Concentration-QTc (C-QTc) analysis is a model-based method widely used to assess the impact of drugs on QT interval duration. C-QTc modelling was enabled to be used after the publication of the International Council for Harmonisation (ICH) E14 Questions and Answers guidance document in 2015, followed by the Scientific White Paper on C-QTc modelling (Garnett et al. J Pharmacokinet Pharmacodyn 45(3):383-397 2018), which included technical details and recommendations on how to perform and report the modelling. This hands-on tutorial aims to provide a practical implementation of the recommended C-QTc modelling methodology, including R code to perform the complete analysis, from data formatting to model predictions.
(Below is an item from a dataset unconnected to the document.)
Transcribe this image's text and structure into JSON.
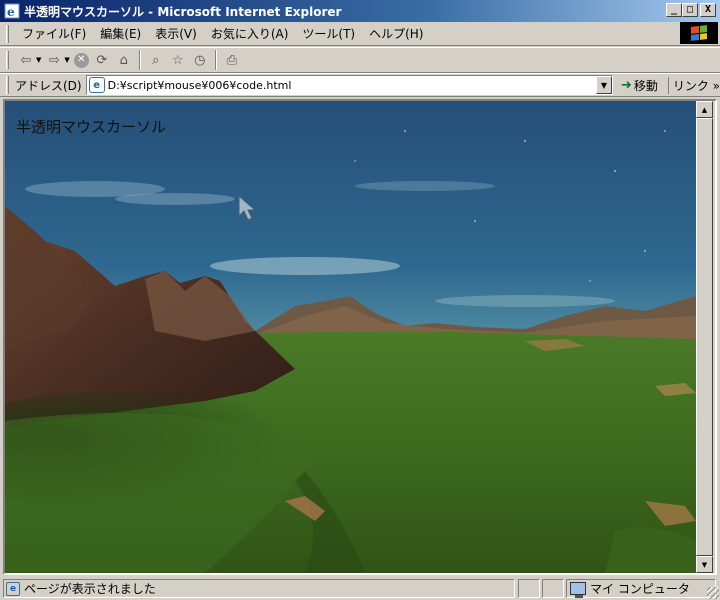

The target audience is scientists who will perform C-QTc analyses. The tutorial uses real data from a previously published QT study by (Johannesen et al.Clin Pharmacol Ther 96(5):549-558 2014), focusing on two active treatments (dofetilide and verapamil) and placebo to illustrate positive and negative QT signals. The methodology implemented in this tutorial follows the recommendations outlined in the White paper. This tutorial includes practical steps for preparing an analysis-ready dataset, conducting exploratory data analysis, fitting the linear mixed effects (LME) model, assessing model performance and estimating the upper limit of the two-sided 90% confidence interval (CI) of baseline and placebo-corrected QTc (ΔΔQTc). Reproducibility of this workflow is ensured through the use of pkgr to manage R packages. The R codes provided as part of this tutorial were successfully used for several projects within the AstraZeneca portfolio and accepted by health authorities as part of QTc submissions.
浓度-校正QT间期(C-QTc)分析是一种基于模型的方法,广泛用于评估药物对QT间期持续时间的影响。2015年国际协调理事会(ICH)E14问答指导文件发布后,C-QTc建模开始得以使用,随后又有关于C-QTc建模的科学白皮书(加尼特等人,《药代动力学与药效学杂志》45(3):383-397,2018年),其中包括关于如何进行和报告建模的技术细节与建议。本实践教程旨在提供推荐的C-QTc建模方法的实际应用,包括从数据格式化到模型预测进行完整分析的R代码。目标受众是将进行C-QTc分析的科学家。本教程使用了(约翰内森等人,《临床药理学与治疗学》96(5):549-558,2014年)之前发表的一项QT研究的真实数据,重点关注两种活性治疗药物(多非利特和维拉帕米)以及安慰剂,以说明阳性和阴性QT信号。本教程中实施的方法遵循了白皮书中概述的建议。本教程包括准备分析就绪数据集、进行探索性数据分析、拟合线性混合效应(LME)模型、评估模型性能以及估计基线和安慰剂校正QTc(ΔΔQTc)的双侧90%置信区间(CI)上限的实际步骤。通过使用pkgr来管理R包,确保了此工作流程的可重复性。作为本教程一部分提供的R代码已成功用于阿斯利康产品组合中的多个项目,并被卫生当局接受作为QTc提交内容的一部分。